Speaker notes that New York City’s Economic Development Corporation does at least publish its subsidy data once annually, though the information could be enhanced and made more accessible. A glance at the NYC data shows how these projects bring together the city’s power players. Subsidies went to projects whose costs totaled in the hundreds of millions of dollars involving Yankee Stadium, Bank of America, New York University, NBC Universal, and The Hearst Corporation. In 2018, New York City economic development costs totaled $3.2 billion, the Citizens Budget Commission found.

To restore accountability to these programs, which have been criticized for reasons beyond the high-profile corruption convictions, Speaker also recommends the legislature hold an oversight hearing on business subsidies and pass legislation introduced by Sen.
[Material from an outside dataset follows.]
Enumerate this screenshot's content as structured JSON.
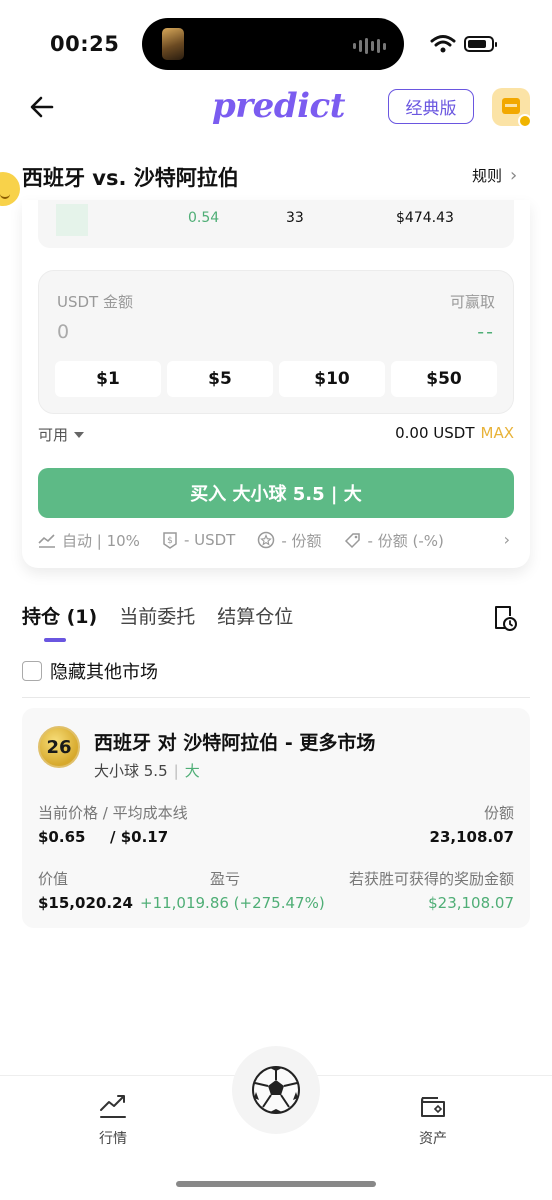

Michael Gianaris of Queens to repeal New York’s Opportunity Zone tax break.

Cuomo is currently the subject of multiple investigations: the first, led by New York Attorney General Letitia James’ office, into allegations of sexual harassment by at least eight women; second, by outside counsel hired by Democrats in the state Assembly, also into the inappropriate behavior; third, by the FBI, reportedly investigating Cuomo’s role in shielding hospital donors from Covid liability; fourth, by the U.S. attorney’s office in the Eastern District of New York, reportedly focusing on the actions of the governor’s coronavirus task force. 

Cuomo has said he’s not stepping down, despite widespread calls for him to resign from other state Democratic leaders (including Senators Schumer and Gillibrand)—though his ability to run and compete in next year’s Democratic primary could change entirely, depending on the outcomes of any of the investigations. The New York impeachment process would begin with a majority vote in the state Assembly, where the Majority Leader Carl Heastie, who has been a Cuomo ally, convened a special judicial committee with ties to Cuomo.

Update: on May 6, Empire State Development published a database of deals. Good government watchdogs are evaluating the long-delayed dataset.